Погожим сентябрьским утром 1981 года Ардабьев стоял во дворе и, окуная тряпку в пластмассовое ведро, мыл свою машину. Это был уже не оранжевый пикап, а новенькая бордовая „Волга“, купленная им за чеки Внешпосылторга, после того, как его кандидатская диссертация на тему „Опыт использования музыки в выращивании овощей“ была издана книгой в Москве, а затем переиздана в США, ФРГ, Франции, Италии и других твердовалютных странах.
Психология растений… Загадочная, еще мало исследованная область, Люди издавна замечали, что в домах, где часто происходят семейные ссоры, цветы вянут. Присоединенные к стволам датчики отмечали, что в деревьях начинается вибрация, когда к ним подходят с пилой или с топорами.
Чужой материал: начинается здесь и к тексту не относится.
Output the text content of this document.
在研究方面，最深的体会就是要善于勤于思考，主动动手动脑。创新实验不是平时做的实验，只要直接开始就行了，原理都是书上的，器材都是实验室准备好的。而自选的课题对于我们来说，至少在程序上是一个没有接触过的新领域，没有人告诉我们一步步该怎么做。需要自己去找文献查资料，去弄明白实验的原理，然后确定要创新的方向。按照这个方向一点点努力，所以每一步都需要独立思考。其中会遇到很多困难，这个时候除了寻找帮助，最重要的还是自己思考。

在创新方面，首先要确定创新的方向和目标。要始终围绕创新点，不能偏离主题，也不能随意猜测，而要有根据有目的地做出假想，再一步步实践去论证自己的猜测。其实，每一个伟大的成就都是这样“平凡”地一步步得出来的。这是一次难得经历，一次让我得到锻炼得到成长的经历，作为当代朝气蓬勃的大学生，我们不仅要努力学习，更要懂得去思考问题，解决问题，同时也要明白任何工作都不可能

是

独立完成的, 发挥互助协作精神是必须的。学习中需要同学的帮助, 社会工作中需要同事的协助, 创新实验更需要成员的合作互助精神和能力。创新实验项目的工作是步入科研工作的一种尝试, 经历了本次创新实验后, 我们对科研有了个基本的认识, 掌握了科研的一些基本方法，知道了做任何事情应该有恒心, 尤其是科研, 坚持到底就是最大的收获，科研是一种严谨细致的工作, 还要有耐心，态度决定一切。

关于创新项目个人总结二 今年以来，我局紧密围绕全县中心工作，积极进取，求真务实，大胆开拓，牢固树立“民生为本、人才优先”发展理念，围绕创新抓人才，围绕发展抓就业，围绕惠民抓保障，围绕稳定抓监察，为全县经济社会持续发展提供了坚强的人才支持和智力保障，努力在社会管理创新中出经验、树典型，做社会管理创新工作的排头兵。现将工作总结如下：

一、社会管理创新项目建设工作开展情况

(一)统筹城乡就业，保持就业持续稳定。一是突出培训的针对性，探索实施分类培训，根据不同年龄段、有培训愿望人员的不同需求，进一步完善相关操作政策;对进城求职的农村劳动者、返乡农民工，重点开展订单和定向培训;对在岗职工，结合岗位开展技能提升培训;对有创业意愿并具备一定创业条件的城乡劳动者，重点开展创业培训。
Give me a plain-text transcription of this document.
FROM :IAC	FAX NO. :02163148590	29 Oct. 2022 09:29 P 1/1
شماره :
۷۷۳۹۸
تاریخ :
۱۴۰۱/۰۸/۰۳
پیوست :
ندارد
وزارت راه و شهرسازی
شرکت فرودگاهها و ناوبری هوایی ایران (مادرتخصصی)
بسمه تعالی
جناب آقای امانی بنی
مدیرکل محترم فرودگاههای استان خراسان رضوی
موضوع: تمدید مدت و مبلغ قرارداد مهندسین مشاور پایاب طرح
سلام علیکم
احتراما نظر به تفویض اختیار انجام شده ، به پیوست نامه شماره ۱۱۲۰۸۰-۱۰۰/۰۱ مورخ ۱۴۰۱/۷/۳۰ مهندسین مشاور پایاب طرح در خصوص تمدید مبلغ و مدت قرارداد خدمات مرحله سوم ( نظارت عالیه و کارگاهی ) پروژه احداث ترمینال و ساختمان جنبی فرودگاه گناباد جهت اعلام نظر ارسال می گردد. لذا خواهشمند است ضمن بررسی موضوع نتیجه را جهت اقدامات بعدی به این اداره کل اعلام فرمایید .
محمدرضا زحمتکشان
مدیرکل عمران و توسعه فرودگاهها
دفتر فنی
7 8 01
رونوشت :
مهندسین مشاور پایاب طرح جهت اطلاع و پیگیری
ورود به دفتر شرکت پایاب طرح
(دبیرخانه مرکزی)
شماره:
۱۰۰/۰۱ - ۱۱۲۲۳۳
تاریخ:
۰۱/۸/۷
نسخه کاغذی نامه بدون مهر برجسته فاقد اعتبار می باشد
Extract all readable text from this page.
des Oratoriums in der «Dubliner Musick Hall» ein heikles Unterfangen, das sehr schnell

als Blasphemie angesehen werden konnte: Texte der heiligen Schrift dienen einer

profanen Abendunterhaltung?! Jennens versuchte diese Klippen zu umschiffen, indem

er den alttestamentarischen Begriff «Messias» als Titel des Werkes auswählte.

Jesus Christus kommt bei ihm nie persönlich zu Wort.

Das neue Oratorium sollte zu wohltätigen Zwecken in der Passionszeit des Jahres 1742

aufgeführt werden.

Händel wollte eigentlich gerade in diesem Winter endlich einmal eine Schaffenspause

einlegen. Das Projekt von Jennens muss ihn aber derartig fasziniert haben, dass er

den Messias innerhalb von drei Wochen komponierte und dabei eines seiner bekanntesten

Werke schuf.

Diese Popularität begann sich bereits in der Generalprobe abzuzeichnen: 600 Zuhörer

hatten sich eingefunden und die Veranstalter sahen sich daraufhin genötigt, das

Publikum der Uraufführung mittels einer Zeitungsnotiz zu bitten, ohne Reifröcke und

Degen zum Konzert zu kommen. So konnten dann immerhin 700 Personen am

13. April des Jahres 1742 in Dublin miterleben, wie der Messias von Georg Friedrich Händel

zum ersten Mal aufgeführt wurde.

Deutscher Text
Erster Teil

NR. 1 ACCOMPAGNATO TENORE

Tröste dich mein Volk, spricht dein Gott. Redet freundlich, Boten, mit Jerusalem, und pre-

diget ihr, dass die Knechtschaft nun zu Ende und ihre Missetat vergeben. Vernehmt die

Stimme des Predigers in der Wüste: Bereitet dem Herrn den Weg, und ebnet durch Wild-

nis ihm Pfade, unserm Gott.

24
В опытных парниках Ардабьев присоединил к помидорам наушники от магнитофона, включая музыку, и помидоры начинали молниеносно расти. Некоторые из них достигали килограммового веса. Сначала над Ардабьевым смеялись. Потом перестали. Но помидоры в наушниках для него неожиданно оказались лишь мелочью. Главным стала ардабиола. Когда он выращивал ее у себя дома, в обыкновенных ящиках с землей, он тоже включал на малой скорости магнитофон с симфоническими записями, и она росла быстрее. Легкая музыка на ардабиолу не действовала в отличие от парниковых огурцов, которые хорошо созревали под песни Муслима Магомаева, Иосифа Кобзона и Льва Лещенко, Ардабиола любила Моцарта, Бетховена, Чайковского. Но диссертацию Ардабьев защитил не об ардабиоле, а о музыкальности овощей. Полезность овощей для общества была очевидней. Материализованным общественным признанием явились кандидатская степень и книга, превратившаяся в бордовую „Волгу“, которую Ардабьев мыл во дворе своего, пока еще чертановского дома.
Вымыв „Волгу“, Ардабьев стал привинчивать на ее крыше алюминиевый багажник. Он и его жена собирались на юг.
Это была первая поездка Ардабьева после того, как он год назад летал на похороны своего отца в Хайрюзовск, где после поминок его зверски избили и сняли с него джинсы. Ардабьеву наложили на изуродованную голову двенадцать швов. Но волосы за год отросли, скрывая под собой шрамы. Только чуть выше переносицы осталась заметная вмятина, а на груди возле соска — багровые следы ожогов.
Все замечали, что Ардабьев сильно изменился и, по некоторым мнениям, в лучшую сторону. Исчезла его обычная рассеянность, когда он полуслушал собеседника, думая о чем-то своем. Он стал предупредителен с людьми, а злые языки говорили, что особенно с начальством. Он с радостью принимал участие во всех „капустниках“, вечеринках и даже сыграл роль Сеньора Помидора в институтском детском утреннике, ходил в коллективные вылазки на лыжах или по грибы.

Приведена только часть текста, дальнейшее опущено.